Historisch gesehen war es schwierig, die Vereinigten Staaten von Amerika zu gründen. Dies zeigt sich gerade auch an der starken Stellung, die den kleinen ländlichen Bundes-Staaten eingeräumt werden musste.
Es ist in Ordnung, wenn junge Menschen diese wichtigen Aspekte in der Phase ihrer ersten Politisierung nicht sehen können.
Aber die Regierung hat keine Wahl; sie muss sich mit dem Senat auseinandersetzen. Linke oder liberale radikale Bürgerrechtsbewegungen und ihre Sympathisanten sollten nicht, wenn die städtische Cancel-Kultur etwas verfemt, das im Vergleich zu ihren eigenen Glaubenssystemen rückständig wirkt oder ist und wenn eine vernünftige Regierung in Washington diese Verfemung nicht übernimmt, dieser die Unterstützung entziehen. Denn diese tut nur, was sie kann, um im Senat Mehrheiten für eine vernünftige Politik zu finden.
Und wir sollten uns auch bewusst sein, dass nicht nur die Demokratie, sondern letztlich auch die Staatlichkeit der USA prinzipiell gefährdet ist. Es ist eine Krise der USA als Bundesstaat, die Konservativen und die Liberalen kommen nicht zusammen. Soziales Wachstum und Liberalismus sind ein zunehmender Albtraum für die Konservativen geworden.
Es ist nicht nur die ideologische Rechte, sondern auch die Linke, die die Legitimität eines demokratischen Landes oder Staatenverbundes, wie die EU, gefährden oder beschädigen kann. Nehmen wir zum Beispiel Corbyn, den ehemaligen Vorsitzenden der britischen Labor Party. Er war ein hochangesehener Politiker unter radikalen und liberalen Linken, obwohl er kaum einen Finger rührte, um den Brexit zu verhindern. Auch der berüchtigte Schwarze Block, von dem sich viele Linksliberale nicht distanzieren können und der auf dem G20-Gipfel in Hamburg 2017 seinen Zerstörungswillen und seine Verachtung für die Demokratie so deutlich zum Ausdruck gebracht hat, steht unserem demokratischen System feindlich gegenüber und versucht, ihm zu schaden, wo immer er kann.
Wenn ich sage, dass wir durch Schaden weise geworden sind[1], verstehe ich das nicht nur so, dass wir eine kognitive Leistung erbracht haben, sondern auch so, dass der von der Trump-Regierung verursachte Schaden die von uns unbemerkte Wirkung hat, dass der Druck der Social Alters auf unsere vernünftigen Persönlichkeiten abnimmt. Das macht es uns dann leichter, vernünftige Positionen einzunehmen.
[1] Florian Galler, 28.10.2020, www.psychohistory.ch, Bemerkungen zum politischen Gruppenprozess: U.S. Präsidentschaftswahlen 2016 und 2020.

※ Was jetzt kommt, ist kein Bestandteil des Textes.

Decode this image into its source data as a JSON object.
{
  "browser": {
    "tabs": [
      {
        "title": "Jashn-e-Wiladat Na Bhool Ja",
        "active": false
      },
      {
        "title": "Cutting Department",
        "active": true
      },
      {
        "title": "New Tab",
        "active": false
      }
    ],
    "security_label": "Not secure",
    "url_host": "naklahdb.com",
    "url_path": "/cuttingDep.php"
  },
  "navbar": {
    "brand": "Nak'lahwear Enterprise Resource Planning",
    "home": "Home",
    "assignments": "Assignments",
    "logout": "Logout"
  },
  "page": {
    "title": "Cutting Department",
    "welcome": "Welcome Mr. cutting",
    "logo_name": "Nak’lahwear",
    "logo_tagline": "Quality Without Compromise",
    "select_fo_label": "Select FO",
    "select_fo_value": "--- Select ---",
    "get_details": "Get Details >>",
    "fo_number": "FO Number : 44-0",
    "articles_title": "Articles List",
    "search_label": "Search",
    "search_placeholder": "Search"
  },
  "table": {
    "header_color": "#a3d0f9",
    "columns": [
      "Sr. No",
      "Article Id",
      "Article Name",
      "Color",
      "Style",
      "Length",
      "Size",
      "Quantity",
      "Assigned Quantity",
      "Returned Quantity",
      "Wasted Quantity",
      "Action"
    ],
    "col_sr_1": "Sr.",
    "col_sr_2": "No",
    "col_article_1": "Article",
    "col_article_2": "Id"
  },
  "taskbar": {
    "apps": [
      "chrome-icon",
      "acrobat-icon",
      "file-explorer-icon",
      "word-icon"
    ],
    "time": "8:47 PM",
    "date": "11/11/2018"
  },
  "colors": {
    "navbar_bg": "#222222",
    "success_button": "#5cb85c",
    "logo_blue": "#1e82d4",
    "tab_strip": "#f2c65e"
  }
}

Im vorliegenden Text konzentriere ich mich auf den einzelnen Wähler und die politischen Meinungsführer. Sie sollten sich eingestehen, dass ihre unwillkürlichen, von Wachstumsängsten geprägten politischen Präferenzen in Frage gestellt werden sollten, wenn sie sich im Nachhinein als unklug erwiesen haben. Wir sollten besser in der Lage sein, unsere unwillkürlichen apokalyptischen, antidemokratischen Präferenzen zu relativieren.
Die boshafte Corona-Politik der Trump-Regierung hat dreimal mehr Tote gefordert, als Amerikaner im Vietnamkrieg getötet wurden. Nicht jeder braucht 200’000 Tote, bevor er vernünftig wird. Wenn wir als aufgeklärte Bürger prinzipiell zugeben, dass unsere politischen, unwillkürlichen Präferenzen Schaden anrichten können, obwohl sie aus unserem eigenen Innern kommen, sind wir vielleicht eher fähig dazu, eine vernünftige politische Position einzunehmen und uns von ideologischen Positionen zu abzugrenzen.